In late 2018, Gartner ran a survey of more than 3000 CIOs on the trends in digital business. Among the many findings, they reported that, when asked which technology CIOs expected to be most disruptive, the most mentioned by a large margin was Artificial Intelligence (taking the place of data and analytics, which moved down into second place.)
In fact, 37% percent of the leaders surveyed confirmed that they had either already deployed AI into their business or that deployment was in short-term planning.
With AI set and ready to become a crucial part of human daily life in the upcoming years, it’s important to understand what AI can actually do.
In fact, AI is a broad term covering several subsets or types of artificial intelligence. These subsets can be divided by the type of technology required – some require machine learning, big data or natural language processing (NLP), for instance. These subsets can also be differentiated by the level of intelligence imbedded into an AI machine – more commonly known as a robot.
1. Reactive Machines
Reactive machines are the simplest level of robot. They cannot create memories or use information learnt to influence future decisions – they are only able to react to presently existing situations.

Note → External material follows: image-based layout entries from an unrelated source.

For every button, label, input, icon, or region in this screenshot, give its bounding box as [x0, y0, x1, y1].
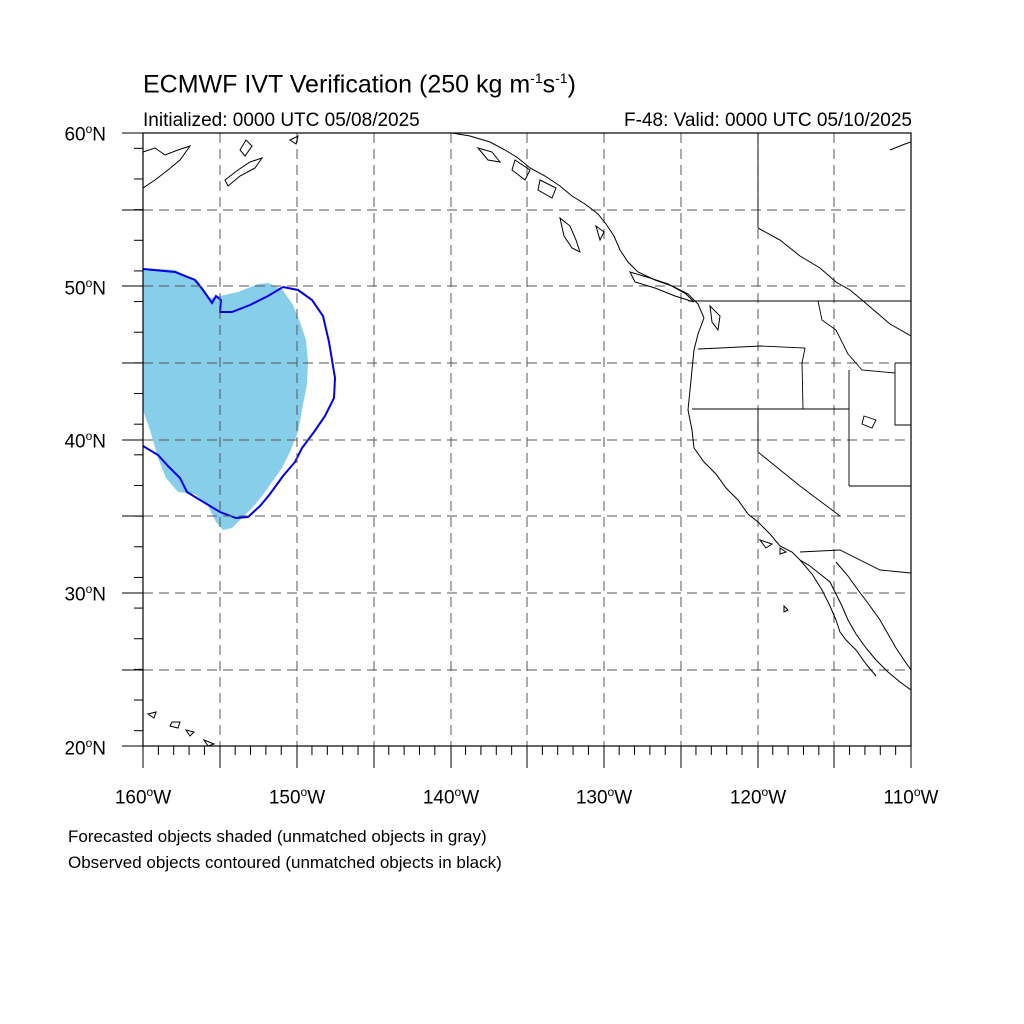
lat-label-50: 50oN	[64, 276, 106, 300]
lon-label-130w: 130oW	[575, 785, 633, 809]
lat-label-30: 30oN	[64, 582, 106, 606]
lat-label-40: 40oN	[64, 429, 106, 453]
lon-label-120w: 120oW	[729, 785, 787, 809]
lon-label-140w: 140oW	[422, 785, 480, 809]
forecast-object	[143, 268, 308, 530]
lon-label-110w: 110oW	[883, 785, 939, 809]
initialized-time: Initialized: 0000 UTC 05/08/2025	[143, 110, 420, 131]
observed-note: Observed objects contoured (unmatched ob…	[68, 853, 502, 872]
forecast-note: Forecasted objects shaded (unmatched obj…	[68, 827, 487, 846]
lat-label-20: 20oN	[64, 736, 106, 760]
axis-ticks	[122, 132, 912, 768]
political-boundaries	[688, 133, 911, 574]
map-title: ECMWF IVT Verification (250 kg m-1s-1)	[143, 70, 576, 99]
minor-ticks	[134, 147, 897, 755]
valid-time: F-48: Valid: 0000 UTC 05/10/2025	[624, 110, 912, 131]
lat-label-60: 60oN	[64, 122, 106, 146]
coastlines	[143, 133, 911, 746]
map-gridlines	[143, 133, 911, 746]
lon-label-160w: 160oW	[114, 785, 172, 809]
lon-label-150w: 150oW	[268, 785, 326, 809]
observed-contour	[143, 268, 337, 520]
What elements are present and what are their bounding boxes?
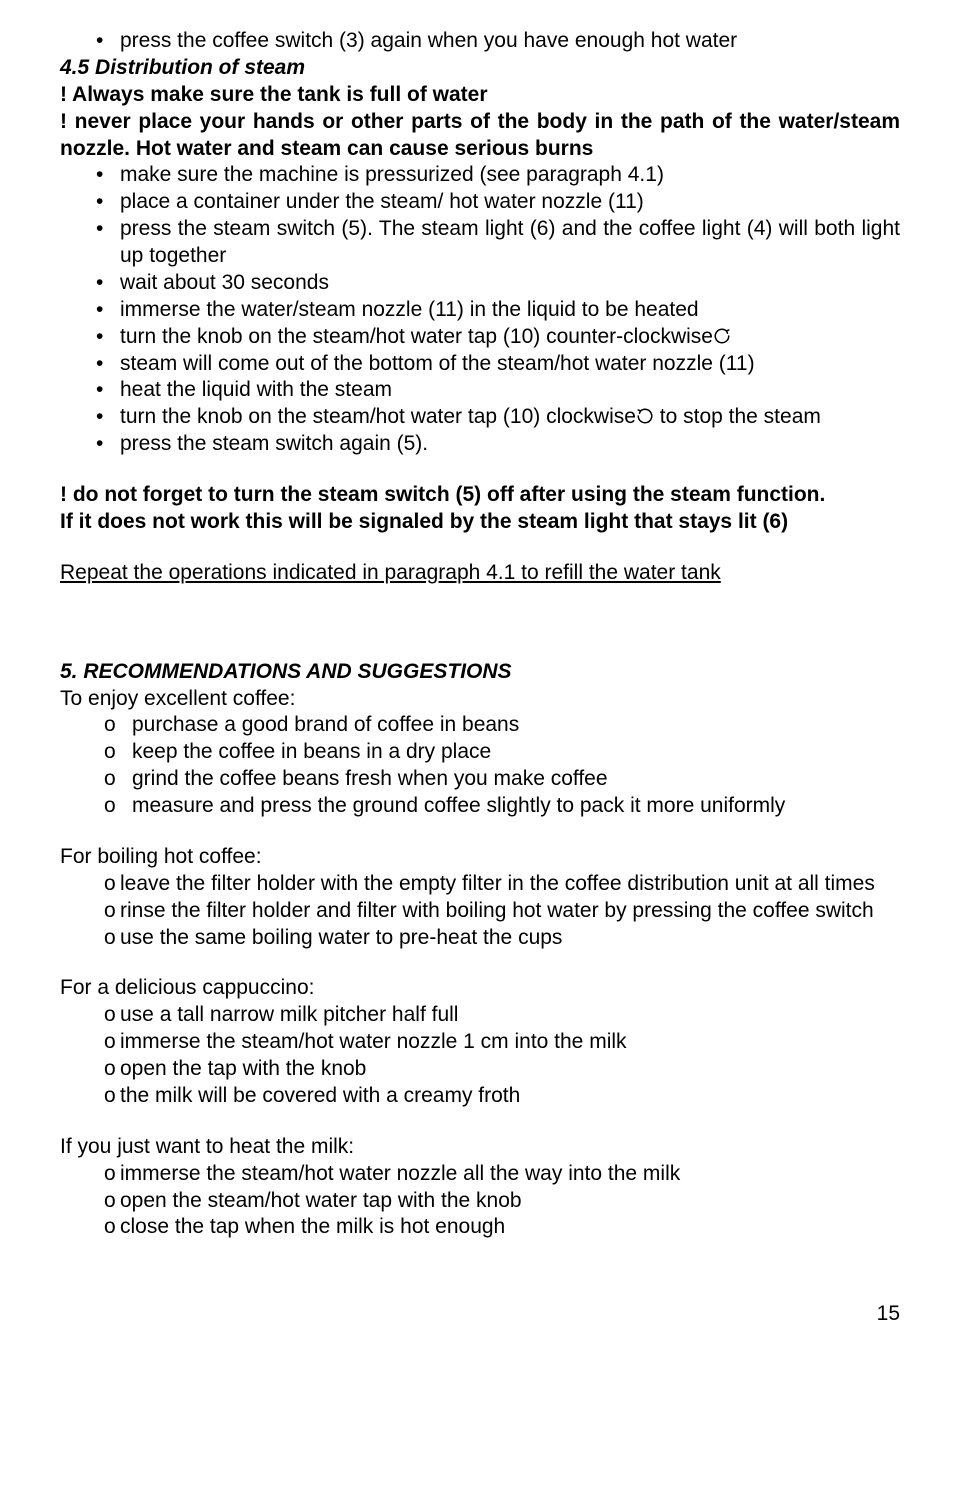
recommendations-list: purchase a good brand of coffee in beans… [60,712,900,820]
bullet-text: steam will come out of the bottom of the… [120,352,755,375]
bullet-text: wait about 30 seconds [120,271,329,294]
bullet-text: press the coffee switch (3) again when y… [120,29,737,52]
intro-text: If you just want to heat the milk: [60,1134,900,1161]
warning-text: If it does not work this will be signale… [60,509,900,536]
bullet-text: press the steam switch (5). The steam li… [120,217,900,267]
intro-text: For a delicious cappuccino: [60,975,900,1002]
bullet-text: use a tall narrow milk pitcher half full [120,1003,458,1026]
list-item: close the tap when the milk is hot enoug… [60,1214,900,1241]
bullet-text: measure and press the ground coffee slig… [132,794,785,817]
warning-text: ! do not forget to turn the steam switch… [60,482,900,509]
list-item: purchase a good brand of coffee in beans [60,712,900,739]
list-item: immerse the steam/hot water nozzle all t… [60,1161,900,1188]
bullet-text: turn the knob on the steam/hot water tap… [120,405,636,428]
bullet-text: grind the coffee beans fresh when you ma… [132,767,608,790]
list-item: rinse the filter holder and filter with … [60,898,900,925]
list-item: press the steam switch (5). The steam li… [60,216,900,270]
list-item: open the steam/hot water tap with the kn… [60,1188,900,1215]
bullet-text: place a container under the steam/ hot w… [120,190,644,213]
list-item: immerse the water/steam nozzle (11) in t… [60,297,900,324]
list-item: grind the coffee beans fresh when you ma… [60,766,900,793]
list-item: use a tall narrow milk pitcher half full [60,1002,900,1029]
bullet-text: to stop the steam [660,405,821,428]
bullet-text: immerse the water/steam nozzle (11) in t… [120,298,699,321]
bullet-text: purchase a good brand of coffee in beans [132,713,519,736]
list-item: immerse the steam/hot water nozzle 1 cm … [60,1029,900,1056]
bullet-text: the milk will be covered with a creamy f… [120,1084,520,1107]
recommendations-list: use a tall narrow milk pitcher half full… [60,1002,900,1110]
list-item: make sure the machine is pressurized (se… [60,162,900,189]
bullet-text: rinse the filter holder and filter with … [120,899,874,922]
bullet-text: leave the filter holder with the empty f… [120,872,875,895]
repeat-operations-note: Repeat the operations indicated in parag… [60,560,900,587]
bullet-text: make sure the machine is pressurized (se… [120,163,664,186]
bullet-text: open the steam/hot water tap with the kn… [120,1189,522,1212]
bullet-text: open the tap with the knob [120,1057,366,1080]
page-number: 15 [60,1301,900,1328]
bullet-text: heat the liquid with the steam [120,378,392,401]
bullet-text: close the tap when the milk is hot enoug… [120,1215,505,1238]
bullet-text: turn the knob on the steam/hot water tap… [120,325,713,348]
intro-text: For boiling hot coffee: [60,844,900,871]
counter-clockwise-arrow-icon [713,327,731,345]
list-item: leave the filter holder with the empty f… [60,871,900,898]
bullet-text: press the steam switch again (5). [120,432,428,455]
list-item: place a container under the steam/ hot w… [60,189,900,216]
list-item: heat the liquid with the steam [60,377,900,404]
list-item: turn the knob on the steam/hot water tap… [60,404,900,431]
list-item: open the tap with the knob [60,1056,900,1083]
list-item: keep the coffee in beans in a dry place [60,739,900,766]
section-5-heading: 5. RECOMMENDATIONS AND SUGGESTIONS [60,659,900,686]
recommendations-list: immerse the steam/hot water nozzle all t… [60,1161,900,1242]
section-4-4-tail-list: press the coffee switch (3) again when y… [60,28,900,55]
list-item: press the steam switch again (5). [60,431,900,458]
warning-text: ! Always make sure the tank is full of w… [60,82,900,109]
list-item: the milk will be covered with a creamy f… [60,1083,900,1110]
bullet-text: use the same boiling water to pre-heat t… [120,926,562,949]
bullet-text: immerse the steam/hot water nozzle 1 cm … [120,1030,627,1053]
list-item: use the same boiling water to pre-heat t… [60,925,900,952]
warning-text: ! never place your hands or other parts … [60,109,900,163]
bullet-text: keep the coffee in beans in a dry place [132,740,491,763]
list-item: measure and press the ground coffee slig… [60,793,900,820]
recommendations-list: leave the filter holder with the empty f… [60,871,900,952]
section-4-5-heading: 4.5 Distribution of steam [60,55,900,82]
section-4-5-steps-list: make sure the machine is pressurized (se… [60,162,900,458]
list-item: press the coffee switch (3) again when y… [60,28,900,55]
list-item: steam will come out of the bottom of the… [60,351,900,378]
list-item: wait about 30 seconds [60,270,900,297]
clockwise-arrow-icon [636,407,654,425]
list-item: turn the knob on the steam/hot water tap… [60,324,900,351]
intro-text: To enjoy excellent coffee: [60,686,900,713]
bullet-text: immerse the steam/hot water nozzle all t… [120,1162,680,1185]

IBM’s Deep Blue, a machine designed to play chess against a human, is an example of this. Deep Blue evaluates pieces on a chess board and reacts to them, based on pre-coded chess strategies. It does not learn or improve as it plays – hence, it is simply ‘reactive’.
2. Limited Memory
A limited memory machine, as the name might suggest, is able to retain some information learned from observing previous events or data. It can build knowledge using that memory in conjunction with pre-programmed data. Self-driving cars for instance store pre-programmed data – i.e. lane markings and maps, alongside observing surrounding information such as the speed and direction of nearby cars, or the movement of nearby pedestrians.
These vehicles can evaluate the environment around them and adjust their driving as necessary. As technology evolves, machine reaction times to make judgements have also become enhanced – an invaluable asset in technology as potentially dangerous as self-driving cars. Improvements in machine learning also helps autonomous vehicles to continue to learn how to drive in a similar way to humans – through experience over time.
3. Theory of Mind
Human beings have thoughts and feelings, memories or other brain patterns that drive and influence their behaviour. It is based from this psychology that theory of mind researchers work, hoping to develop computers that are able to imitate human mental models. That is – machines that are able to understand that people and animals have thoughts and feelings that can affect their own behaviour.
It is this theory of mind that allows humans to have social interactions and form societies. Theory of mind machines would be required to use the information derived from people and learn from it, which would then inform how the machine communicates in or reacts to a different situation.
A famous but still very primitive example of this technology is Sophia, the world-famous robot developed by Hanson Robotics, who often goes on press tours as an ever-evolving example to the public of what robots are capable of doing. Whilst Sophia is not natively able to determine or understand human emotion, she can hold basic conversation and has image recognition and an ability to respond to interactions with humans with the appropriate facial expression, as well as an incredibly human-like appearance.
Researchers have yet to truly develop theory of mind technology however, with criticisms of Sophia for instance being that she is simply “a chatbot with a face”.
Self-awareness AI machines are the most complex that we might ever be able to envision and are described by some as the ultimate goal of AI.
These are machines that have human-level consciousness and understand their existence in the world. They don’t just ask for something they need, they understand that they need something; ‘I want a glass of water’ is a very different statement to ‘I know I want a glass of water’.
As a conscious being, this machine would not just know of its own internal state but be able to predict the feelings of others around it. For instance, as humans, if someone yells at us we assume that that person is angry, because we understand that is how we feel when we yell. Without a theory of mind, we would not be able to make these inferences from other humans.
Obviously, self-aware machines are, at present, a work of science fiction and not something that exist – and in fact, may never exist. As it is, we’re probably best focusing on the development of machine learning in our AI. A machine that has a memory, that can learn from events in its memory and then can take that learning and apply it to future decisions is the baseline of evolution in Artificial Intelligence. Developing this will lead to AI innovation that could turn society on its head, enhance how we live in the day to day exponentially and even save lives.